Keratoconus is the most common corneal ectatic disorder, affecting 1:375 to 1:2000 people globally [1]. Timely diagnosis and early intervention such as corneal cross-linking (CXL) is essential to stabilise progressive keratoconus, preserve vision and reduce the need for corneal transplantation [2]. In view of improved community screening [3], ophthalmic units across the UK are seeing a significant increase in community-to-hospital referrals for keratoconus management. To cope with the increased workload, several innovative pathways/services have been established, including the setup of virtual keratoconus clinics and CXL services led by nurses and optometrists [collectively known as allied health professionals (AHPs)] [4, 5]. This cross-sectional study aimed to examine the effectiveness and safety of AHP-led keratoconus service in Birmingham and Midland Eye Centre (BMEC), one of the largest ophthalmic tertiary referral centres in the UK.

This study was approved by the clinical governance team of the Sandwell and West Birmingham Hospitals NHS Trust as a clinical audit (Ref: 2411). We included 170 patients with suspected/confirmed keratoconus from AHP-led keratoconus clinics at BMEC, run by two nurses (SB, RS) and two optometrists (EK, UP) with 3–9 years of corneal experience, between June 2023 and October 2023. Relevant data, including demographic factors, previous ocular/medical history, use of CL, corrected-distance-visual-acuity (CDVA), corneal tomographic findings, clinical diagnosis, and management, were collected from the local electronic patient record and Pentacam machine (Table 1). Progression of keratoconus was defined by the presence of ≥2 following parameters over the past year (adapted from previous studies) [1, 2]:

  • Subjective/objective decrease in CDVA ≥ 1 Snellen line

  • ≥1D increase in cylinder on manifest refraction

  • ≥1D increase in K2

  • ≥1D increase in Kmax

  • Progressive thinning of corneal thickness

Table 1 Summary of the baseline characteristics of patients with suspected keratoconus (KC) in Birmingham and Midland Eye Centre, United Kingdom.

The decision was first made by AHPs independently and was recorded as either observe, list for CXL, discharge, or uncertain. This was then compared to the decision made independently by the corneal consultant ophthalmologists. The main outcome measure was the concordance of the clinical decision made between AHPs and corneal consultants.

53 (31.2%) and 117 (68.8%) were of new and follow-up visits, respectively. AHPs made decisions to observe in 141 (82.9%), list for CXL in 11 (6.5%) cases, discharge in 8 (4.7%) cases, and expressed uncertainty in only 10 (5.9%) cases. An excellent agreement (91.8%) was observed between AHPs and consultants (Table 2). Of the 10 (5.9%) cases with uncertainty, the consultant recommended observation in 5 cases, CXL in 4 cases and discharge in 1 case. For the four remaining cases with disagreement, AHPs made the decision to observe but the consultant made the decision to discharge. Six cases were correctly listed for CXL at the first visit, and no cases were incorrectly listed for CXL or discharge by the AHPs.

Table 2 Concordance of the clinical decision made for the management of keratoconus between the allied health professionals (AHPs) and the cornea consultants in Birmingham and Midland Eye Centre, UK.

This study highlights an excellent concordance in clinical decision-making between AHPs and corneal consultant ophthalmologists for managing new and follow-up cases of suspected keratoconus, highlighting the effectiveness, safety and feasibility of AHP-led keratoconus services (with minimal consultant support).
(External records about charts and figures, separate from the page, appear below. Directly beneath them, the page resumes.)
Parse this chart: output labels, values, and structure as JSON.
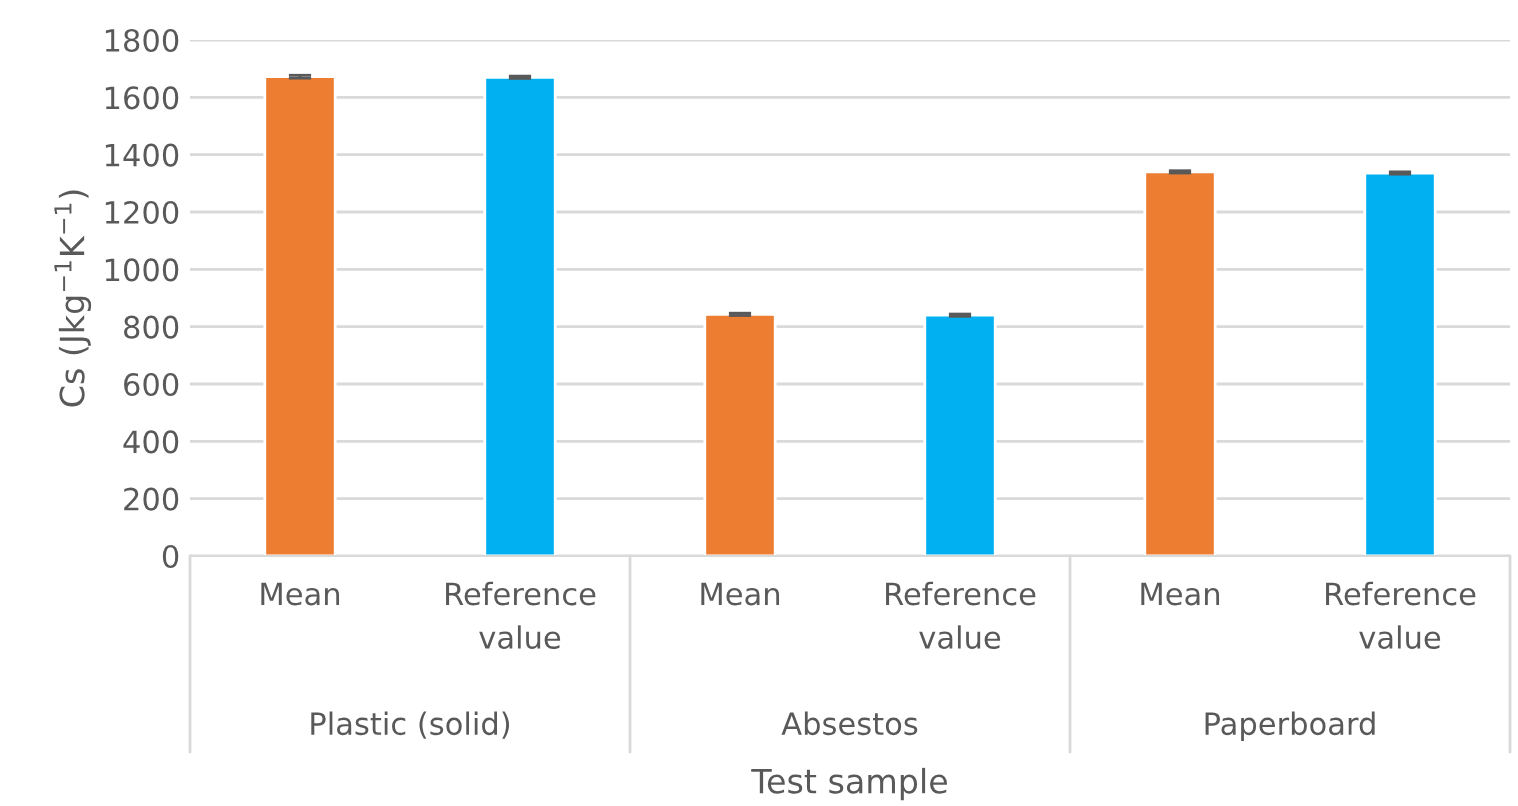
{
  "chart_data": {
    "type": "bar",
    "categories": [
      "Mean",
      "Reference\nvalue",
      "Mean",
      "Reference\nvalue",
      "Mean",
      "Reference\nvalue"
    ],
    "values": [
      1672,
      1670,
      843,
      840,
      1340,
      1336
    ],
    "errors": [
      5,
      4,
      4,
      4,
      4,
      4
    ],
    "colors": [
      "#ed7d31",
      "#00b0f0",
      "#ed7d31",
      "#00b0f0",
      "#ed7d31",
      "#00b0f0"
    ],
    "xlabel": "Test sample",
    "ylabel": "Cs (Jkg$^{−1}$K$^{−1}$)",
    "annotations": [
      "Plastic (solid)",
      "Absestos",
      "Paperboard"
    ],
    "ylim": [
      0,
      1800
    ],
    "yticks": [
      0,
      200,
      400,
      600,
      800,
      1000,
      1200,
      1400,
      1600,
      1800
    ],
    "grid": "y",
    "legend": false
  }
}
Currently, various definitions of keratoconus progression exist in the literature and clinical practice, including the Belin ABCD Progression Display [1, 6]. In 2015, the Global Delphi Panel of Keratoconus and Ectatic Disease defined ectasia/keratoconus progression by a consistent change in ≥2 of the following parameters, including progressive steepening of the anterior or posterior corneal surface or progressive corneal thinning, though no specific quantitative threshold/value was provided [7]. Bearing these issues in mind, our study showed that, with a standardised and relatively simplified protocol, an effective and safe AHP-led keratoconus service model can be set up, and similar models can potentially be replicated in other UK ophthalmic units to help alleviate the pressure of current ophthalmic services. Furthermore, with the recent advancement in deep learning technology (a subset of artificial intelligence) and availability of big data, it is envisaged that artificial intelligence will likely play an important and valuable role in assisting the clinical management of keratoconus and other corneal diseases in the future [8, 9].